I’ve gone through so much this past year. Torn ankle ligament, torn meniscus and torn hip flexor - these injuries have thrown a huge wrench in my training; but my biggest wrench occured In July 2014 - when I was sexually assaulted.
It feels freeing to finally admitted it, finally speak it! I don’t think I’ve actually spoken those words officially since the day I met with the investigator. I think I was so afraid to say them because I would fear people would think differently of me, I feared people would look at me like I was broken, fragile, frail. I want you to know I'm not broken but I'm strong.
I believe being sexually assaulted prevented me from running more than my injuries did. It hurt more than tearing any ligament in my body. It hurt more than breaking any bone. It hurt my heart and soul.

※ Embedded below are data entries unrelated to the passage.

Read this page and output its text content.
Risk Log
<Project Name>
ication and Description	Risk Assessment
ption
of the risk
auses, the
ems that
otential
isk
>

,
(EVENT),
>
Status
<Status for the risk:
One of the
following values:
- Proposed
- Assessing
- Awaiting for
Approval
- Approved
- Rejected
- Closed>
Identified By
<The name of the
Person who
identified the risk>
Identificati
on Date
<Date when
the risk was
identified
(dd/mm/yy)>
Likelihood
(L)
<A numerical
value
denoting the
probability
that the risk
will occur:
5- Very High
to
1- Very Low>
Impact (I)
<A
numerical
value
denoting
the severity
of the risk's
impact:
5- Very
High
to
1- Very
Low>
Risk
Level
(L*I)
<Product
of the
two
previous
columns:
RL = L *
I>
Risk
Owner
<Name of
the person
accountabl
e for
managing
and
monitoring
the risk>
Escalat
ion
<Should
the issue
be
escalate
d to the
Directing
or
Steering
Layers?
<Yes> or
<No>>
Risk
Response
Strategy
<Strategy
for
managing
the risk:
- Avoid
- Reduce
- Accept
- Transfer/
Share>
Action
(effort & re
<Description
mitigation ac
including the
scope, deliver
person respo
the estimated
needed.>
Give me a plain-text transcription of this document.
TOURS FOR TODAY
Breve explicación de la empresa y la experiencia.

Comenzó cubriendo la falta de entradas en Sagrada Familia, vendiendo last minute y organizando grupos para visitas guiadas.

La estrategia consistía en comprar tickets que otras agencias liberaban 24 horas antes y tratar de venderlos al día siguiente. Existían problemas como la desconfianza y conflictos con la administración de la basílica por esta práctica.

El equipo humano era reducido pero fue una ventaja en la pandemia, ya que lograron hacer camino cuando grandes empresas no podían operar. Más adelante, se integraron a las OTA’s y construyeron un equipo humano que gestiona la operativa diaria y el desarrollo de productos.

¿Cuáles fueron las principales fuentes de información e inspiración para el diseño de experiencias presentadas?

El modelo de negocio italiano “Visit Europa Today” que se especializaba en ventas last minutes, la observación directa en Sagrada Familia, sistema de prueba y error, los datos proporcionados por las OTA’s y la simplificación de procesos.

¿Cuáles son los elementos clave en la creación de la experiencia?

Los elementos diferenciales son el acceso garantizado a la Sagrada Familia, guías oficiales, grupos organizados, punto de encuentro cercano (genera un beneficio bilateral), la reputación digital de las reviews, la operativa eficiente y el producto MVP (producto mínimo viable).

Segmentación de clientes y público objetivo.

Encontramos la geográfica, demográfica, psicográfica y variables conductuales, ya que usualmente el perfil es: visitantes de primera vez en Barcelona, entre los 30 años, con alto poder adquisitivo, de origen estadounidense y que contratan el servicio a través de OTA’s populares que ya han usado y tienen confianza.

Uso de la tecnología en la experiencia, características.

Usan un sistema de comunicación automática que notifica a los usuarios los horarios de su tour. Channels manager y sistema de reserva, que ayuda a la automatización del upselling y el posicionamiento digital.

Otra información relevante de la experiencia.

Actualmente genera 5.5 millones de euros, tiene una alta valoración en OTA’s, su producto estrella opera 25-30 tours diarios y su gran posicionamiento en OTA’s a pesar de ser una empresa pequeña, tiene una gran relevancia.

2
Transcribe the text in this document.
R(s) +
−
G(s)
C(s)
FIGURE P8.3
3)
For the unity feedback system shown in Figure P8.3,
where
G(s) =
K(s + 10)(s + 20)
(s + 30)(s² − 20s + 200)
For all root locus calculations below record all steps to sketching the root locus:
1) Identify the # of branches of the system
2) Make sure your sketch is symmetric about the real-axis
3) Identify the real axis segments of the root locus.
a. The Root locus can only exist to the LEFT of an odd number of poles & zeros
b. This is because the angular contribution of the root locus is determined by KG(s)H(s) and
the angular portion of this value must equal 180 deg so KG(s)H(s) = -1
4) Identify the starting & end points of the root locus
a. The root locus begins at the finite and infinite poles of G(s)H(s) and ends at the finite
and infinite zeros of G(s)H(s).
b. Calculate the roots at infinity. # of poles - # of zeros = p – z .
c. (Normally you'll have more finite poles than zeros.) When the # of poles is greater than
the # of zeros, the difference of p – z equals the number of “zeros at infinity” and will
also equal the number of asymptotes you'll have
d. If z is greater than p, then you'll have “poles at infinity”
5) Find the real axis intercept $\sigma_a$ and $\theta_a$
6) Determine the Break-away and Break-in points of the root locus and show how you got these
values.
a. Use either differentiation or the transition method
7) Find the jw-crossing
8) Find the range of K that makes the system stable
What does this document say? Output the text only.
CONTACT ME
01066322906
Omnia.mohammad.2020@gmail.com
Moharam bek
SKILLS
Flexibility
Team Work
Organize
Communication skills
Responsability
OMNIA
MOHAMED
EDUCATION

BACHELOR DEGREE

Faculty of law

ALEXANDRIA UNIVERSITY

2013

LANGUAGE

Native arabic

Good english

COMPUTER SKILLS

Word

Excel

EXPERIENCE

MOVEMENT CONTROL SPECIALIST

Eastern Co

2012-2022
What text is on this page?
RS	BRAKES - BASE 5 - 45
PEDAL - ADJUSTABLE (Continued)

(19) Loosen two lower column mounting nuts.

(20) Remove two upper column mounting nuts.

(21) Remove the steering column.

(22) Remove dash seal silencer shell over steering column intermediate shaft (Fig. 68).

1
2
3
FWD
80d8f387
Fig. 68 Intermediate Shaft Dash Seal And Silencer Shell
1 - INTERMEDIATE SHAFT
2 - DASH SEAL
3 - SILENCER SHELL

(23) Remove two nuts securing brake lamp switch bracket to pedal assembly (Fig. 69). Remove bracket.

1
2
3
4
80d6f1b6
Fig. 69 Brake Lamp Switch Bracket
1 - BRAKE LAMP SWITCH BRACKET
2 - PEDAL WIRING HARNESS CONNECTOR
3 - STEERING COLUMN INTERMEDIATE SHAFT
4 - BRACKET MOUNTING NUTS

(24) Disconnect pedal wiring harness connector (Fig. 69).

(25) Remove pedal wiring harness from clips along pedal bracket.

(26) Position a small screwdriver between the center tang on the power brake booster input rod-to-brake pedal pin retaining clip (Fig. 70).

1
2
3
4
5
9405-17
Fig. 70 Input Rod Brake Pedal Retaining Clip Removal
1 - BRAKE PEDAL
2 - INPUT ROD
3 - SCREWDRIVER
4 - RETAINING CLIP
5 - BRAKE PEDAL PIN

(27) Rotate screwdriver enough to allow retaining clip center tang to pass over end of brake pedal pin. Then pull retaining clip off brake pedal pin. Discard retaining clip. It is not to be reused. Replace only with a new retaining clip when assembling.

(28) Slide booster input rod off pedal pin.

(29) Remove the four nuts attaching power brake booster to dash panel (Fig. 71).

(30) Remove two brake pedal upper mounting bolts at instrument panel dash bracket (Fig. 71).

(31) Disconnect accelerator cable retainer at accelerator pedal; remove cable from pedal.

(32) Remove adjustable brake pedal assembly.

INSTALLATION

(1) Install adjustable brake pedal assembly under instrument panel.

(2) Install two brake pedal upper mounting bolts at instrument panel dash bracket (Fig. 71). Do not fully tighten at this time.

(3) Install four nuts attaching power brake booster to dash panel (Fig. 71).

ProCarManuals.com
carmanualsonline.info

As you runners understand running is mental; you hit a distance and you get a flood of emotion, you feel every hurt, every up, every down, every tinge of pain. Your emotions are heightened. Feeling this prevented me from running anything more than 4 miles.
I don’t want to get into all the details. I’m still not ready to talk about that nor do I think I ever will be fully ready.
What I want to discuss is healing, my healing.
I felt so terribly broken. I felt destroyed. I felt violated. I felt that all the goodness in me had been taken away. I felt so unhappy. Yet I hid this away from the everyone, I put a smile on my face daily and continued life as you all know it but deep inside a darkness was taking over my happy place and making me feel worthless, small.
That day I changed, I became a different person. Someone stole a piece of me I’ll never be able to get back. They stole a happiness that lives in me. They stole my self worth.
One year ago I learned that not all people are good people but there is still good people in the world.
These past few weeks I’ve managed to lace up my running shoes more often and I’ve even tackled a 10 mile run.
I’ve decided it's time to get back out there and I'm currently training for a full marathon .. I’m ready to put this past year behind me and get out on the trails again.
My runs have been nothing less than emotional but in the emotion I'm finding joy. In the pain I'm finding relief. I'm finally starting to admit what happened to me and I truly believe admitting it is the first step in moving past it.
I am getting back to the person I once was. The happy, determined, fun Tiara.